The assessments also noted the 47-year-old man had limited intelligence, operating at a level equal to a child in Grade 3.

A second assessment in February 1983 said "Randy will continue to assault children without treatment."

Two retired RCMP officers testified at the hearing that they arrested Hopley in 1985 for sexually assaulting a five-year-old boy and that Hopley eventually confessed to the crime.

The first day of the hearing was cut short as Hopley's lawyer, Bill Thorne, requested his client be allowed to attend the funeral of his mother, Margaret Fink, who died last week.

Thorne said Hopley, who would be accompanied by sheriffs, also wanted to be able to talk to family members after the service and that he "would be embarrassed if he were to show up in shackles."

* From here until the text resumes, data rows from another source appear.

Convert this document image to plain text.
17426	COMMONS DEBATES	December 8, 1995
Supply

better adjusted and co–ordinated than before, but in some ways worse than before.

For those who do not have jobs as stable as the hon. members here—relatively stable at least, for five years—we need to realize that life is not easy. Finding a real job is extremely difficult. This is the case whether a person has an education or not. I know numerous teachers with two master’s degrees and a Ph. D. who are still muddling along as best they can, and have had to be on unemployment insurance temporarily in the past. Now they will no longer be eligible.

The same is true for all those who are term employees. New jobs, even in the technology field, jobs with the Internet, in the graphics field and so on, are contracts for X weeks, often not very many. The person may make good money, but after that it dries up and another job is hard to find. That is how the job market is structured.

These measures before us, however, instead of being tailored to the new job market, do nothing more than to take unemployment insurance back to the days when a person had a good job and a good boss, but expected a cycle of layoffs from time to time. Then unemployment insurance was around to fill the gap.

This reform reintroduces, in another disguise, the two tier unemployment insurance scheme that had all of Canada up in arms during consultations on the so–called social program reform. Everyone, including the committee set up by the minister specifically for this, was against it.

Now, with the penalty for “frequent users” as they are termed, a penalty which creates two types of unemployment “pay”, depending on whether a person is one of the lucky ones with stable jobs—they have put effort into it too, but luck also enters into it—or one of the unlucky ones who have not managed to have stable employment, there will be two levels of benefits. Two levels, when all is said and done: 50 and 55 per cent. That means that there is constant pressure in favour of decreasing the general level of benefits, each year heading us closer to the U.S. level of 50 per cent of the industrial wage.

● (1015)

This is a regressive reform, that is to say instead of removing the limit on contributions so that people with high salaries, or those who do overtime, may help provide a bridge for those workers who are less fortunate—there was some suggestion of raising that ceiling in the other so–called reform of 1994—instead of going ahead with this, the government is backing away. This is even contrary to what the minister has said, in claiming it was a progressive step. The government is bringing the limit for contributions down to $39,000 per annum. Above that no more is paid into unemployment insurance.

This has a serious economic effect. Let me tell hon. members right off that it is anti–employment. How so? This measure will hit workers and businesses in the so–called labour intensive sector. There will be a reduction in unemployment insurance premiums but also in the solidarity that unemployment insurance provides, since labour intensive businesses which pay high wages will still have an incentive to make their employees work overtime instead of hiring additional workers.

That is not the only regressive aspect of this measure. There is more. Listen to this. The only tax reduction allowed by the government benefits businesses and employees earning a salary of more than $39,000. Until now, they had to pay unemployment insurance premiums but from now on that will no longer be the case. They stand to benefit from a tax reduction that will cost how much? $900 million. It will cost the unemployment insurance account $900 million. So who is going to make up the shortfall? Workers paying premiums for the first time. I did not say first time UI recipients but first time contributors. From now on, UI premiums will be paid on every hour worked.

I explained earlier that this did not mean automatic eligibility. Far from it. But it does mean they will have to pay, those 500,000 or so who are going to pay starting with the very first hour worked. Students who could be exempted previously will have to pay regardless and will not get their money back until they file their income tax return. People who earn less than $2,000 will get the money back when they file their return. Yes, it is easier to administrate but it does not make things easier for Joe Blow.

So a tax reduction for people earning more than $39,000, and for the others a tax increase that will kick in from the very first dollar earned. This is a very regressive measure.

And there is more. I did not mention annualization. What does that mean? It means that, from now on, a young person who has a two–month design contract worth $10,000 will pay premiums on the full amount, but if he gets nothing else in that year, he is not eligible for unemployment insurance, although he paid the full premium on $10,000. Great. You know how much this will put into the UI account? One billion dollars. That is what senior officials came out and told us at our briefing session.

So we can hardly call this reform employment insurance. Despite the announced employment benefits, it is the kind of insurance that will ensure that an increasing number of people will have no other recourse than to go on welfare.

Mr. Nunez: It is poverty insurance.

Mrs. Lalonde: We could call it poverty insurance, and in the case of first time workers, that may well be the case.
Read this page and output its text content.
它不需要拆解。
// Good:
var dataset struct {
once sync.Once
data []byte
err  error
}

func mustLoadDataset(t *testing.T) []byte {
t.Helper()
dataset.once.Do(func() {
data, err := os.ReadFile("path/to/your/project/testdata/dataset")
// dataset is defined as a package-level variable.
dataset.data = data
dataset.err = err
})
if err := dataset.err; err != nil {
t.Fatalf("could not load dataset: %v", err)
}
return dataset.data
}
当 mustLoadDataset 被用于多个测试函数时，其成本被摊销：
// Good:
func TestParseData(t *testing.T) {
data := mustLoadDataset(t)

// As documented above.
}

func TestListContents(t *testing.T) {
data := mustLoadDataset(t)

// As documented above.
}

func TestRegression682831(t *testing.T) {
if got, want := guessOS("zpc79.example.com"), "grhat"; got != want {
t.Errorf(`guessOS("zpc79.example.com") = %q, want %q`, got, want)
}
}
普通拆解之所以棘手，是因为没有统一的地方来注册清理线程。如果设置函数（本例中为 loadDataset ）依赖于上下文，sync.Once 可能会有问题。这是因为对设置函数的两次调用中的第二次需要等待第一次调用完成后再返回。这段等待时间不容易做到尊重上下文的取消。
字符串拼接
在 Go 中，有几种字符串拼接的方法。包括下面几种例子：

B.C. Supreme Court Justice Heather Holmes admitted to having some reservations about granting the order but said the sheriffs were best qualified to handle any security concerns.

The hearing, which is expected to run all week, will see the Crown argue that Hopley should be designated as a dangerous or long-term offender.

Thorne has defended his client as a "simple man who did a stupid thing," and had asked for his own psychiatric assessment to be made.

If declared a dangerous offender, Hopley could face the harshest punishment of an indeterminate imprisonment sentence, with no chance of parole for seven years.

A long-term offender designation would mean Hopley could, after serving his sentence, receive a supervision order for up to 10 years.

Hebert was abducted in the middle of the night from the second-floor bedroom of his unlocked home in Sparwood, a small town in southeastern B.C., in September 2011.

The subsequent Amber Alert saw RCMP officers frantically scour the area for the child while the kidnapping case made headlines across the country. As they grew more desperate, Kienan's parents issued an emotional public plea to the boy's abductor, asking the man to leave their son in a safe place.

Shortly after, an anonymous 911 caller told police where to find Kienan — back at his home. The boy was found unharmed inside the house, which had been empty during his absence because the family had decided to stay with friends.

Hopley was found in a nearby abandoned Bible camp two days later, and was apprehended after a brief police chase.

He has pleaded guilty to breaking into the Heberts' home and abducting the boy.

Hopley has consistently insisted that he never harmed or sexually assaulted the boy, and the Crown has presented no evidence that he did.

Hopley's criminal history includes an attempted abduction in 2007.